9525 is how i noticed it. somehow ipv4 udp traffic has an issue when being run inside lxd containers. so i did more tests on a variety of hosts and different pv4/ipv6/tcp/udp configurations. thats how i noticed that a derp server can be marked active through e.g. one protocol or the latency check but not be working otherwise and thus killing all nodes depending on it and having it as no1 because of latency

[bradfitz]

@alexl4321, I think you have a wrong mental model of how DERP works that's leading you to jump to some weird debugging/conclusions.

My reply above (https://github.com/tailscale/tailscale/issues/9524#issuecomment-1732556023) is in response to @abbradar 's original problem text. If a tailscale node picks a DERP home, that DERP node needs to be accessible to any node it wishes it to talk to. That's their rendezvous point side channel to bootstrap the NAT traversal. If one side is blocked from accessing it, they can't start the NAT traversal.

How nodes choose their DERP home is based on latency (using STUN UDP, ICMP, or HTTPS measurements). Even if UDP is used for the STUN latency measurements, UDP isn't used by DERP otherwise. It's all over TCP/443 currently.

[alexl4321]

@bradfitz yeah i understand that. thing is imo it is still a bug that if for some reason there is a bug on that derp or connectivity on one port gets cut (to everyone not just one side of the equation) the clients should jump to the next derp and not loose connectivity.

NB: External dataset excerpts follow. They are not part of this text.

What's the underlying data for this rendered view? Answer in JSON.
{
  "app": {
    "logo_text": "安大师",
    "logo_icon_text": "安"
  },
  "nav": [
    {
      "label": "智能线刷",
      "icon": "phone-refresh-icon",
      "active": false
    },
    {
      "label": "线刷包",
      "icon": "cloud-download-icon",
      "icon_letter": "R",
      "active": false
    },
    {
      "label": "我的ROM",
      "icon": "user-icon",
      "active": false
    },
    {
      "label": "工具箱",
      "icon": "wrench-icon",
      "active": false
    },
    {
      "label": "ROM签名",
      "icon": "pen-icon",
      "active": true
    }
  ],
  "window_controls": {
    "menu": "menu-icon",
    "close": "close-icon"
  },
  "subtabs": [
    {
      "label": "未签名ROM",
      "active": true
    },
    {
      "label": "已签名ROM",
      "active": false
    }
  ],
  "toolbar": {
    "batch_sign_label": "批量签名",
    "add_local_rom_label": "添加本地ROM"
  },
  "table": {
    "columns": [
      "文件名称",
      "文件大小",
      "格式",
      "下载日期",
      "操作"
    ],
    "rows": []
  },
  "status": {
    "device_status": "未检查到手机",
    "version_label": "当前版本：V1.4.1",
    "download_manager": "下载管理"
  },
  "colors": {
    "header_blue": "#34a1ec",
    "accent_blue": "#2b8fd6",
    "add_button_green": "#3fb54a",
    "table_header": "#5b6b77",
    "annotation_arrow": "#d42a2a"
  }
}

1) 10 clients choose DERP-A as nearest derp while it is fully functional 2) DERP-A experiences some connectivity issue that blocks IPV4 traffic to the 3478 udp port 3) clients will not notice that its not working anymore since they can still icmp it / http / https it and latency checks work 4) clients will try to send traffic through it / find direct connects through it 5) clients will be dead

in this case it was ipv4 only clients ipv6 clients managed to use ipv6 but it suppose one could do same other way round or even cut of both ports of the derp (to everyone - every client not just one sided)

at least that is the scenario that i have seen. unless it i mixed something up. i will see if i can replicate it again next days.